In the lower speed range, a compressor works before the turbo charger if there is sufficient exhaust gas energy added. Then both work in parallel until the compressor disengages at 3,500 rpm and the turbo takes over alone. It sounds complicated, but it works fine in the Seat Ibiza Cupra. The advantage: no turbo lag, but powerful torque from a standstill (maximum 250 Newton meters), a lot of pressure in the medium speed range and sufficient rotational reserve up to 7,000 rpm.

Everything that could still be felt in the middle pulls the standard Double clutch transmission smooth. It sorts its seven levels quickly and routinely, and also protects the engine against unwanted overspeeding. In addition, your hands can stay on the steering wheel when using the paddles. This is efficient, even if some analog fans may miss the handling of the clutch, gear lever and a fiery vacuum cleaner that roars in the narrow speed window on the Seat Ibiza Cupra.

But purists are the Seat Ibiza Cupra as well as its sport versions Siblings Audi A1, Skoda Fabia and VW Polo are wrong anyway, they should get a Renault Clio RS instead before it is also turbo-ventilated and delighted with four doors.

Seat Ibiza Cupra under 25,000 euros

With the Seat Ibiza Cupra there are two, behind which a well-equipped interior awaits. Anyone who was just wondering about the whopping 23,590 euros entry fee will now find out why. For example the non-slip sports steering wheel and seats. They are mounted a bit high and could provide better support in the shoulder area, but offer sufficient comfort and lateral support. Automatic air conditioning and stereo as well as the detachable navigation system are included in the price like the rest of the price.

Not to mention the powerful acceleration of the TSI engine, which powers up the 1.2-ton truck in less than seven secondsTempo 100 pulls - without sending any noteworthy drive influences into the sensitive electromechanical steering. It conveys a good feeling for the Seat Ibiza Cupra, which with its sports suspension and 17-inch wheels creates intense ground contact and decelerates the powerful braking system appropriately (AP sports brake for an extra charge).

Spaniards with sporty handling

The electronic stability program that cannot be deactivated (only ASR can be switched off) is supplemented by an electronic differential lock (XDS).
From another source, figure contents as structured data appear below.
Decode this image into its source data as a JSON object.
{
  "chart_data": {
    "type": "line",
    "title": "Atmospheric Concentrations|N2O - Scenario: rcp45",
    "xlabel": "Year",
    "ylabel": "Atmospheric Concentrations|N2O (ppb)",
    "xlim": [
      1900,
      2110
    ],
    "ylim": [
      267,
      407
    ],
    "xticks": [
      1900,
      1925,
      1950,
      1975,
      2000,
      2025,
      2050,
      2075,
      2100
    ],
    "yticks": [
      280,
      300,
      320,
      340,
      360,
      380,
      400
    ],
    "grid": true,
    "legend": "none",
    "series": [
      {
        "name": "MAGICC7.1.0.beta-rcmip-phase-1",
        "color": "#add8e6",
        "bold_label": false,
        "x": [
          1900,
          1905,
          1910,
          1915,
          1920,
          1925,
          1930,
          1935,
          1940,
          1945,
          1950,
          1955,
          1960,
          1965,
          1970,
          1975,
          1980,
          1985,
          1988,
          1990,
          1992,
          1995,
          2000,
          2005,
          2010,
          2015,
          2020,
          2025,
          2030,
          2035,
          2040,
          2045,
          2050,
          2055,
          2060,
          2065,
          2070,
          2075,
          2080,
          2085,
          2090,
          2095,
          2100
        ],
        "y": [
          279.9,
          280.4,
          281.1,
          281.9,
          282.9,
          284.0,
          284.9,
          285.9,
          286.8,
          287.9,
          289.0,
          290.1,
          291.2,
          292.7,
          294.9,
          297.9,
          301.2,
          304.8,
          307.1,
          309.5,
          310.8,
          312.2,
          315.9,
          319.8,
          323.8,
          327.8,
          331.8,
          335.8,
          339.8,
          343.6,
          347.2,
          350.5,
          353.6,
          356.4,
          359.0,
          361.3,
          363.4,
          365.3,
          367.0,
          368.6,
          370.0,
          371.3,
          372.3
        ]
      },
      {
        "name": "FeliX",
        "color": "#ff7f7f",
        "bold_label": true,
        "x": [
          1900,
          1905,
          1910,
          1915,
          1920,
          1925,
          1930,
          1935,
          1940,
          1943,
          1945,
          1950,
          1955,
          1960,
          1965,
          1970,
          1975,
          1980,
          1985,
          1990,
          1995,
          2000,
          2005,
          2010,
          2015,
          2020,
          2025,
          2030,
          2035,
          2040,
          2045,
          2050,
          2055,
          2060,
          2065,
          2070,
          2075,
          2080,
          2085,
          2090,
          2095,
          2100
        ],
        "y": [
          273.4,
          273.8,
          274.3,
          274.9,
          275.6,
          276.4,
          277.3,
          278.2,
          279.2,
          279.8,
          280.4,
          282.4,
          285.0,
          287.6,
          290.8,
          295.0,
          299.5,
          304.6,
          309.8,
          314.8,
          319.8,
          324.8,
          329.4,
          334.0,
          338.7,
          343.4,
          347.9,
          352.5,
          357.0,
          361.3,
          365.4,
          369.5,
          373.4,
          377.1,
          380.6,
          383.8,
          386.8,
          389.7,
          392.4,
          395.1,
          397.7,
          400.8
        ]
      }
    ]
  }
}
It reduces the tendency to understeer when cornering through braking intervention on the drive wheels. And the Seat Ibiza Cupra can take bends, willingly steers, pulls through quickly and safely, reacts to load changes with gentle, never malicious turning.

In the turmoil of bends, it also benefits from its drive, which manages without any interruption of tractive power. Traditionalists are likely to miss the last kick when it comes out of curves under full load, braked by the electronics. On the other hand, the facelifted Seat Ibiza Cupra is always extremely fast and problem-free - even if it still lacks a catchy name for double charging.